Health check of UDP listeners

For UDP listeners, Server Load Balancer detects the status of the backend servers through UDP packet detection, as shown in the following figure.



The health check process of a UDP listener is as follows:

  1. The LVS node server sends a UDP packet to the intranet IP address of the backend ECS instance with the configured health check port.
  2. If the corresponding port of the ECS instance is not listening normally, the system will return an ICMP error message, such as port XX unreachable. Otherwise, no message is sent.
  3. If the LVS node server receives the ICMP error message within the configured response timeout period, the ECS instance is declared unhealthy.
  4. If the LVS node server does not receive any messages within the configured response timeout period, the ECS instance is declared healthy.
Note
For UDP health checks, the real status of the backend server and the health check result may not be the same in the following situation:

If the ECS instance uses a Linux operating system, the speed of sending ICMP messages in high-concurrency scenarios is limited due to the anti-ICMP attack protection in Linux. In this case, even if an exception occurs in the ECS instance, SLB may declare the backend server healthy because the error message port XX unreachable is not returned. As a result, the actual service status is different from the health check result.

Solutions:

Set a pair of custom request and response for the UDP health check. If the custom response is returned, the ECS instance is considered healthy. Otherwise, the ECS instance is considered unhealthy. To achieve this, you must add corresponding configurations for the client.

Health check time window

The health check function has effectively improved the availability of your business services.
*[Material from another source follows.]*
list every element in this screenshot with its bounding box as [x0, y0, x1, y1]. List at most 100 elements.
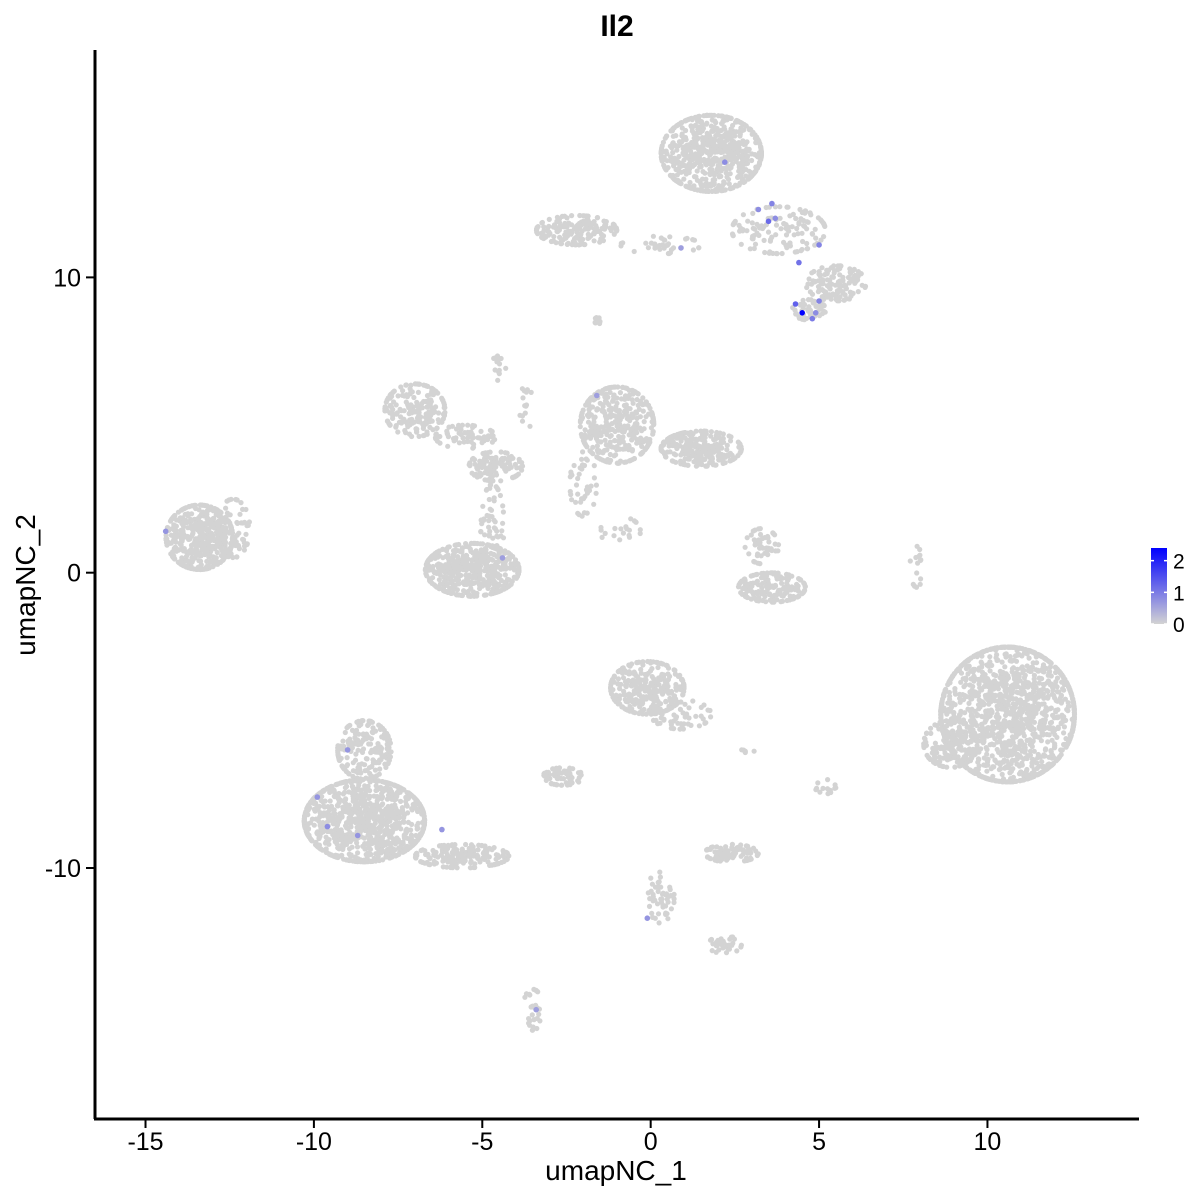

However, to reduce impact on the system availability caused by frequent system switches because of health check failure, SLB declares an ECS instance healthy or unhealthy only after successive successes or failures within a specified timeframe.  The health check time window is determined by the following three factors:

  • Health check interval (How often the health check is performed.)
  • Response timeout (The amount of time to wait for the response.)
  • Health check threshold (The number of consecutive successful or failed health checks.)

The health status check window is calculated as follows:

  • Health check failure time window = Response Timeout x Unhealthy Threshold + Health Check Interval X (Unhealthy Threshold) -1)


  • Health check success time window = (Response Time of a Successful Health Check  X Health Threshold) + Health Check Interval X (Health Threshold-1)
    Note
    The success response time of a health check is the time from when the health check request is sent to the time when a response is received. When using TCP for health check, due to the detection of only the port for survival, therefore, the time is very short and can be ignored almost. For TCP health check, the time is very short and almost negligible because TCP health check only the detects whether the port is alive.


The health check result has the following impact on the requests forwarding:

  • If the health check of the target ECS instance fails, the request will not be distributed to the ECS instance. Therefore, there is no impact on the client access.
  • If the health check of the target ECS instance succeeds, the request will be distributed to it. The client access is normal.
  • If a request arrives during an unhealthy status check window, the request is still sent to the ECS instance because the ECS instance is being checked and has not been declared unhealthy. As a result, the client access fails.